Fiyatlar ne yazık ki ülkenin diğer bölgelerine göre daha yüksek olmasına rağmen, konaklama tabanı nispeten iyi gelişmiştir. Karadağ'da daha uzun kalmak durumunda, örneğin yakınlardaki Budva'ya karar vermek ve Kotor'a günübirlik bir gezi yapmak daha iyidir. Ancak, bu Karadağ mücevherinde daha uzun kalmaya karar verirsek, eski kuralın burada çalıştığını unutmayın: merkeze ne kadar yakınsa o kadar pahalı.

Montenegro Hostel 4U Party (Bokeljskih brigada bb) iyi bir konum (küçük bir şehir plajına yakın ve merkezden kısa bir mesafede) ve nispeten uygun fiyatlar sunmaktadır. Tesis, ortak banyolu özel odalara ve kahvaltı satın alma seçeneğine sahiptir.

Bjelica Apartments Kotor'da (Dobrota 24) özel banyoların ve eşit derecede iyi bir konumun keyfini çıkarabileceğiz.

Ancak geceyi gerçekten tarihi şehir merkezinde geçirmek istiyorsak (ki bunun büyülü bir maceraya dönüşebileceğini de kabul etmek gerekir), üç yıldızlı Hotel Marija'yı (Old town 449) seçebiliriz. Kahvaltı oda fiyatına dahildir (özel banyolar).
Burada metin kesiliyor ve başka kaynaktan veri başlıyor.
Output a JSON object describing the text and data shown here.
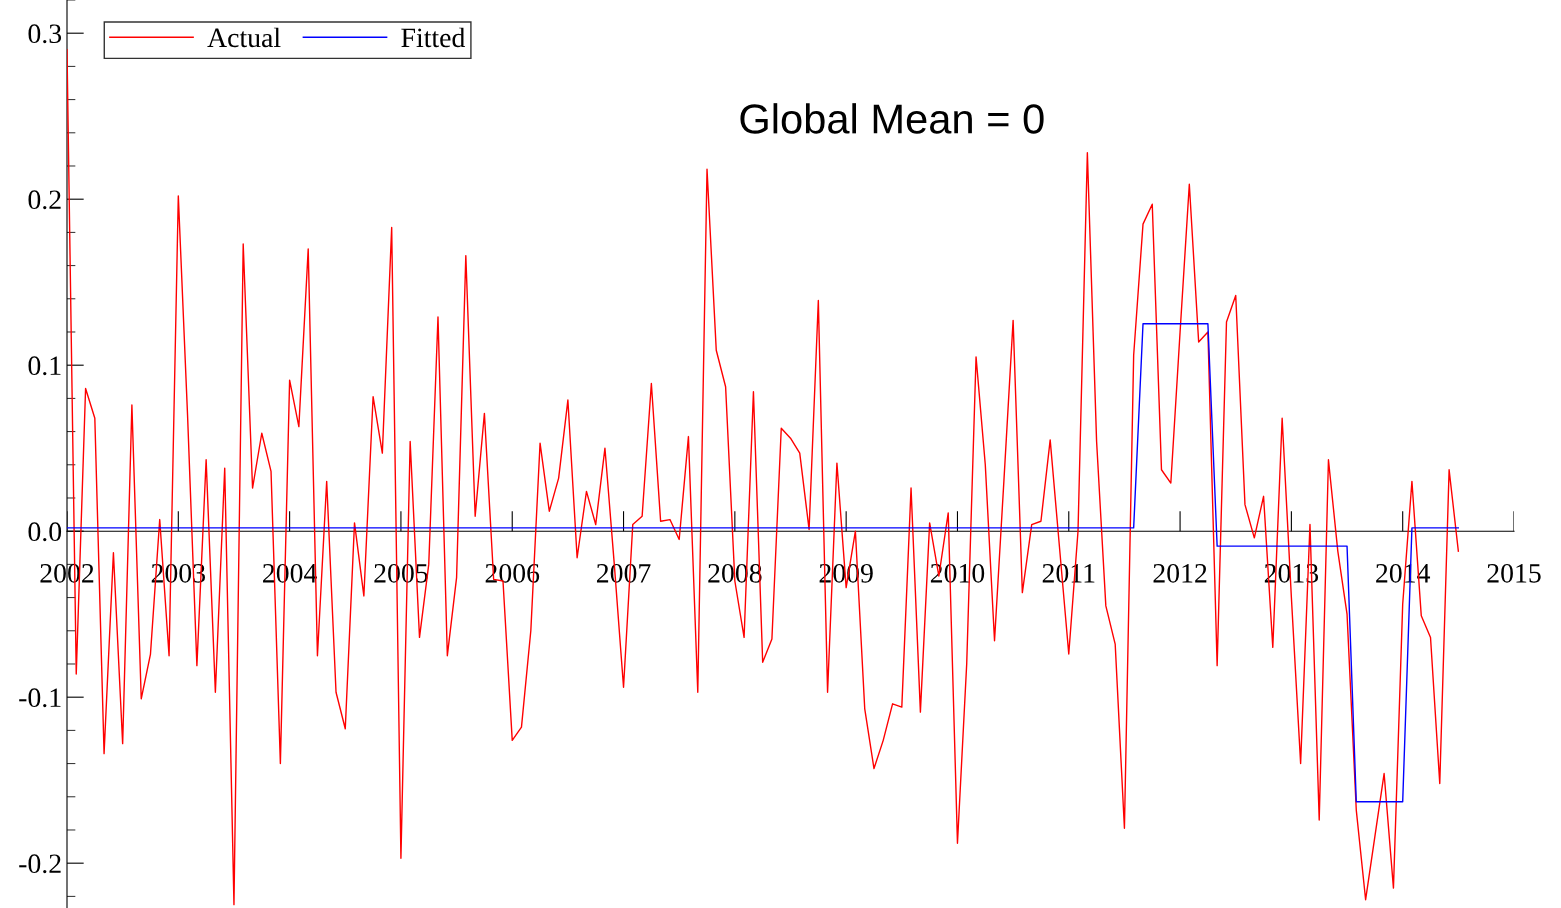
{
  "chart_data": {
    "type": "line",
    "annotations": [
      "Global Mean = 0"
    ],
    "x": [
      2002,
      2002.083,
      2002.167,
      2002.25,
      2002.333,
      2002.417,
      2002.5,
      2002.583,
      2002.667,
      2002.75,
      2002.833,
      2002.917,
      2003,
      2003.083,
      2003.167,
      2003.25,
      2003.333,
      2003.417,
      2003.5,
      2003.583,
      2003.667,
      2003.75,
      2003.833,
      2003.917,
      2004,
      2004.083,
      2004.167,
      2004.25,
      2004.333,
      2004.417,
      2004.5,
      2004.583,
      2004.667,
      2004.75,
      2004.833,
      2004.917,
      2005,
      2005.083,
      2005.167,
      2005.25,
      2005.333,
      2005.417,
      2005.5,
      2005.583,
      2005.667,
      2005.75,
      2005.833,
      2005.917,
      2006,
      2006.083,
      2006.167,
      2006.25,
      2006.333,
      2006.417,
      2006.5,
      2006.583,
      2006.667,
      2006.75,
      2006.833,
      2006.917,
      2007,
      2007.083,
      2007.167,
      2007.25,
      2007.333,
      2007.417,
      2007.5,
      2007.583,
      2007.667,
      2007.75,
      2007.833,
      2007.917,
      2008,
      2008.083,
      2008.167,
      2008.25,
      2008.333,
      2008.417,
      2008.5,
      2008.583,
      2008.667,
      2008.75,
      2008.833,
      2008.917,
      2009,
      2009.083,
      2009.167,
      2009.25,
      2009.333,
      2009.417,
      2009.5,
      2009.583,
      2009.667,
      2009.75,
      2009.833,
      2009.917,
      2010,
      2010.083,
      2010.167,
      2010.25,
      2010.333,
      2010.417,
      2010.5,
      2010.583,
      2010.667,
      2010.75,
      2010.833,
      2010.917,
      2011,
      2011.083,
      2011.167,
      2011.25,
      2011.333,
      2011.417,
      2011.5,
      2011.583,
      2011.667,
      2011.75,
      2011.833,
      2011.917,
      2012,
      2012.083,
      2012.167,
      2012.25,
      2012.333,
      2012.417,
      2012.5,
      2012.583,
      2012.667,
      2012.75,
      2012.833,
      2012.917,
      2013,
      2013.083,
      2013.167,
      2013.25,
      2013.333,
      2013.417,
      2013.5,
      2013.583,
      2013.667,
      2013.75,
      2013.833,
      2013.917,
      2014,
      2014.083,
      2014.167,
      2014.25,
      2014.333,
      2014.417,
      2014.5
    ],
    "series": [
      {
        "name": "Actual",
        "color": "#ff0000",
        "values": [
          0.29,
          -0.086,
          0.086,
          0.068,
          -0.134,
          -0.013,
          -0.128,
          0.076,
          -0.101,
          -0.074,
          0.007,
          -0.075,
          0.202,
          0.07,
          -0.081,
          0.043,
          -0.097,
          0.038,
          -0.225,
          0.173,
          0.026,
          0.059,
          0.036,
          -0.14,
          0.091,
          0.063,
          0.17,
          -0.075,
          0.03,
          -0.097,
          -0.119,
          0.005,
          -0.039,
          0.081,
          0.047,
          0.183,
          -0.197,
          0.054,
          -0.064,
          -0.02,
          0.129,
          -0.075,
          -0.028,
          0.166,
          0.009,
          0.071,
          -0.029,
          -0.03,
          -0.126,
          -0.118,
          -0.06,
          0.053,
          0.012,
          0.032,
          0.079,
          -0.016,
          0.024,
          0.004,
          0.05,
          -0.02,
          -0.094,
          0.004,
          0.009,
          0.089,
          0.006,
          0.007,
          -0.005,
          0.057,
          -0.097,
          0.218,
          0.109,
          0.087,
          -0.03,
          -0.064,
          0.084,
          -0.079,
          -0.065,
          0.062,
          0.056,
          0.047,
          0.001,
          0.139,
          -0.097,
          0.041,
          -0.034,
          0.0,
          -0.107,
          -0.143,
          -0.126,
          -0.104,
          -0.106,
          0.026,
          -0.109,
          0.005,
          -0.027,
          0.011,
          -0.188,
          -0.08,
          0.105,
          0.04,
          -0.066,
          0.03,
          0.127,
          -0.037,
          0.004,
          0.006,
          0.055,
          -0.01,
          -0.074,
          0.0,
          0.228,
          0.054,
          -0.045,
          -0.068,
          -0.179,
          0.106,
          0.185,
          0.197,
          0.037,
          0.029,
          0.12,
          0.209,
          0.114,
          0.12,
          -0.081,
          0.126,
          0.142,
          0.016,
          -0.004,
          0.021,
          -0.07,
          0.068,
          -0.04,
          -0.14,
          0.004,
          -0.174,
          0.043,
          -0.012,
          -0.05,
          -0.168,
          -0.222,
          -0.184,
          -0.146,
          -0.215,
          -0.044,
          0.03,
          -0.051,
          -0.064,
          -0.152,
          0.037,
          -0.012
        ]
      },
      {
        "name": "Fitted",
        "color": "#0000ff",
        "values": [
          0.002,
          0.002,
          0.002,
          0.002,
          0.002,
          0.002,
          0.002,
          0.002,
          0.002,
          0.002,
          0.002,
          0.002,
          0.002,
          0.002,
          0.002,
          0.002,
          0.002,
          0.002,
          0.002,
          0.002,
          0.002,
          0.002,
          0.002,
          0.002,
          0.002,
          0.002,
          0.002,
          0.002,
          0.002,
          0.002,
          0.002,
          0.002,
          0.002,
          0.002,
          0.002,
          0.002,
          0.002,
          0.002,
          0.002,
          0.002,
          0.002,
          0.002,
          0.002,
          0.002,
          0.002,
          0.002,
          0.002,
          0.002,
          0.002,
          0.002,
          0.002,
          0.002,
          0.002,
          0.002,
          0.002,
          0.002,
          0.002,
          0.002,
          0.002,
          0.002,
          0.002,
          0.002,
          0.002,
          0.002,
          0.002,
          0.002,
          0.002,
          0.002,
          0.002,
          0.002,
          0.002,
          0.002,
          0.002,
          0.002,
          0.002,
          0.002,
          0.002,
          0.002,
          0.002,
          0.002,
          0.002,
          0.002,
          0.002,
          0.002,
          0.002,
          0.002,
          0.002,
          0.002,
          0.002,
          0.002,
          0.002,
          0.002,
          0.002,
          0.002,
          0.002,
          0.002,
          0.002,
          0.002,
          0.002,
          0.002,
          0.002,
          0.002,
          0.002,
          0.002,
          0.002,
          0.002,
          0.002,
          0.002,
          0.002,
          0.002,
          0.002,
          0.002,
          0.002,
          0.002,
          0.002,
          0.002,
          0.125,
          0.125,
          0.125,
          0.125,
          0.125,
          0.125,
          0.125,
          0.125,
          -0.009,
          -0.009,
          -0.009,
          -0.009,
          -0.009,
          -0.009,
          -0.009,
          -0.009,
          -0.009,
          -0.009,
          -0.009,
          -0.009,
          -0.009,
          -0.009,
          -0.009,
          -0.163,
          -0.163,
          -0.163,
          -0.163,
          -0.163,
          -0.163,
          0.002,
          0.002,
          0.002,
          0.002,
          0.002,
          0.002
        ]
      }
    ],
    "xlim": [
      2002,
      2015
    ],
    "xticks": [
      2002,
      2003,
      2004,
      2005,
      2006,
      2007,
      2008,
      2009,
      2010,
      2011,
      2012,
      2013,
      2014,
      2015
    ],
    "ylim": [
      -0.227,
      0.32
    ],
    "yticks": [
      {
        "value": -0.2,
        "label": "-0.2"
      },
      {
        "value": -0.1,
        "label": "-0.1"
      },
      {
        "value": 0,
        "label": "0.0"
      },
      0.1,
      0.2,
      0.3
    ],
    "grid": false,
    "legend": "top left",
    "marker": "none",
    "line_style": "solid"
  }
}
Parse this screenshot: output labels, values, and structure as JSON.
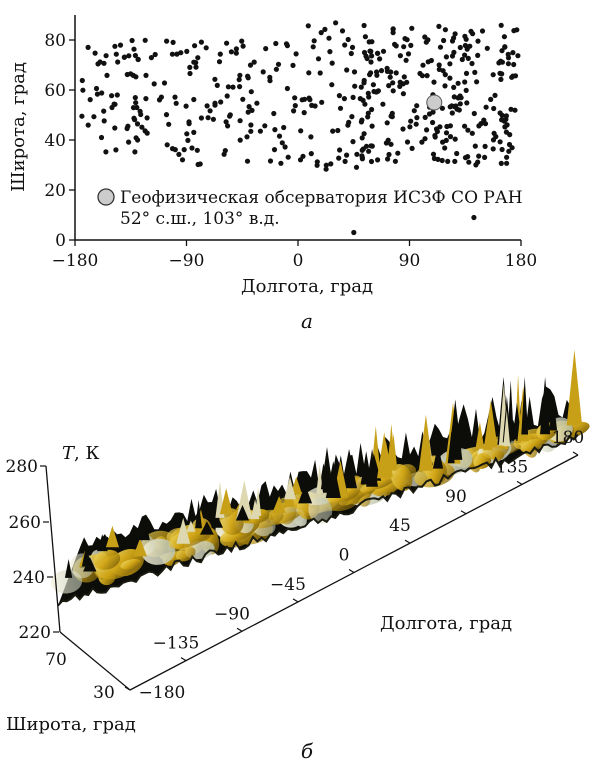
{
  "chart_data": [
    {
      "panel": "а",
      "type": "scatter",
      "xlabel": "Долгота, град",
      "ylabel": "Широта, град",
      "xlim": [
        -180,
        180
      ],
      "ylim": [
        0,
        90
      ],
      "xticks": [
        "−180",
        "−90",
        "0",
        "90",
        "180"
      ],
      "xtick_values": [
        -180,
        -90,
        0,
        90,
        180
      ],
      "yticks": [
        "0",
        "20",
        "40",
        "60",
        "80"
      ],
      "ytick_values": [
        0,
        20,
        40,
        60,
        80
      ],
      "series_color": "#111111",
      "marker_color": "#cccccc",
      "points_generated": {
        "clusters": [
          {
            "x_range": [
              -175,
              -110
            ],
            "y_range": [
              35,
              80
            ],
            "count": 70
          },
          {
            "x_range": [
              -110,
              -20
            ],
            "y_range": [
              30,
              80
            ],
            "count": 90
          },
          {
            "x_range": [
              -20,
              60
            ],
            "y_range": [
              28,
              88
            ],
            "count": 90
          },
          {
            "x_range": [
              50,
              178
            ],
            "y_range": [
              30,
              86
            ],
            "count": 250
          }
        ],
        "extra": [
          [
            45,
            3
          ],
          [
            142,
            9
          ]
        ]
      },
      "marker": {
        "x": 110,
        "y": 55
      },
      "legend": {
        "line1": "Геофизическая обсерватория ИСЗФ СО РАН",
        "line2": "52° с.ш., 103° в.д."
      }
    },
    {
      "panel": "б",
      "type": "surface",
      "zlabel_italic": "T",
      "zlabel_rest": ", К",
      "xlabel": "Долгота, град",
      "ylabel": "Широта, град",
      "zticks": [
        "280",
        "260",
        "240",
        "220"
      ],
      "ztick_values": [
        280,
        260,
        240,
        220
      ],
      "xticks": [
        "−180",
        "−135",
        "−90",
        "−45",
        "0",
        "45",
        "90",
        "135",
        "180"
      ],
      "xtick_values": [
        -180,
        -135,
        -90,
        -45,
        0,
        45,
        90,
        135,
        180
      ],
      "yticks": [
        "70",
        "30"
      ],
      "ytick_values": [
        70,
        30
      ],
      "colors": {
        "dark": "#0c0c08",
        "yellow": "#d8b21a",
        "light": "#e8e2b8"
      }
    }
  ],
  "captions": {
    "a": "а",
    "b": "б"
  }
}
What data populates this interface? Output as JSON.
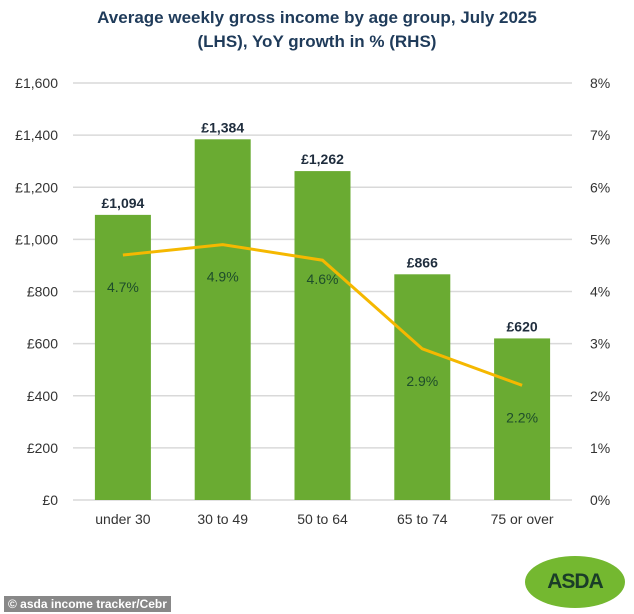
{
  "chart_data": {
    "type": "bar",
    "title_line1": "Average weekly gross income by age group, July 2025",
    "title_line2": "(LHS), YoY growth in % (RHS)",
    "categories": [
      "under 30",
      "30 to 49",
      "50 to 64",
      "65 to 74",
      "75 or over"
    ],
    "series": [
      {
        "name": "Average weekly gross income",
        "axis": "left",
        "type": "bar",
        "values": [
          1094,
          1384,
          1262,
          866,
          620
        ],
        "labels": [
          "£1,094",
          "£1,384",
          "£1,262",
          "£866",
          "£620"
        ],
        "color": "#6aab32"
      },
      {
        "name": "YoY growth",
        "axis": "right",
        "type": "line",
        "values": [
          4.7,
          4.9,
          4.6,
          2.9,
          2.2
        ],
        "labels": [
          "4.7%",
          "4.9%",
          "4.6%",
          "2.9%",
          "2.2%"
        ],
        "color": "#f5b800"
      }
    ],
    "ylim": [
      0,
      1600
    ],
    "y2lim": [
      0,
      8
    ],
    "yticks": [
      "£0",
      "£200",
      "£400",
      "£600",
      "£800",
      "£1,000",
      "£1,200",
      "£1,400",
      "£1,600"
    ],
    "y2ticks": [
      "0%",
      "1%",
      "2%",
      "3%",
      "4%",
      "5%",
      "6%",
      "7%",
      "8%"
    ],
    "grid": true
  },
  "credit": "© asda income tracker/Cebr",
  "logo": "ASDA"
}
Şehrin kuzeyinde bulunan Dobrota'da (tarihi binalarla da) daha düşük fiyatlara güvenebiliriz. Turistler genellikle Joković Konaklamasını tavsiye eder (Kriva ulica bb, banyolu odalar).

Kotor'da daha fazla konaklama.

Kotor hakkında ilginç gerçekler

Dünyanın sayılı şehirlerinden biri olan Kotor, UNESCO Dünya Mirası Listesi'nde iki kez yer aldı. İlk kez 1979'da Boki Kotorska'nın diğer köyleriyle birlikte, ikinci kez 2022'de 16. / 17. yüzyılın başlarından kalma Venedik surlarının örneklerinden biri olarak.

Şehre özel değeri olan iki aileler Bugün nasılsın Dabinović ve Radimir. Bu ilk aileden bir deniz kralı gelir Bozo A. Dabinović, "Boka Kotorska'dan Onasis" olarak adlandırılır. Diğer şeylerin yanı sıra, yerel denizcilik okulunun bakımına katkıda bulunarak şehrini birçok kez destekledi. Sırasıyla Radimir ailesini temsil ediyor. Zoran Radimir - olağanüstü bir etnografik hatıra koleksiyonu biriktiren yerel folklor hayranı (Dobrota'daki St. Michael kilisesinde sunulmaktadır).

Makaleyi arkadaşlarınızla paylaşarak sitenin geliştirilmesine yardımcı olun!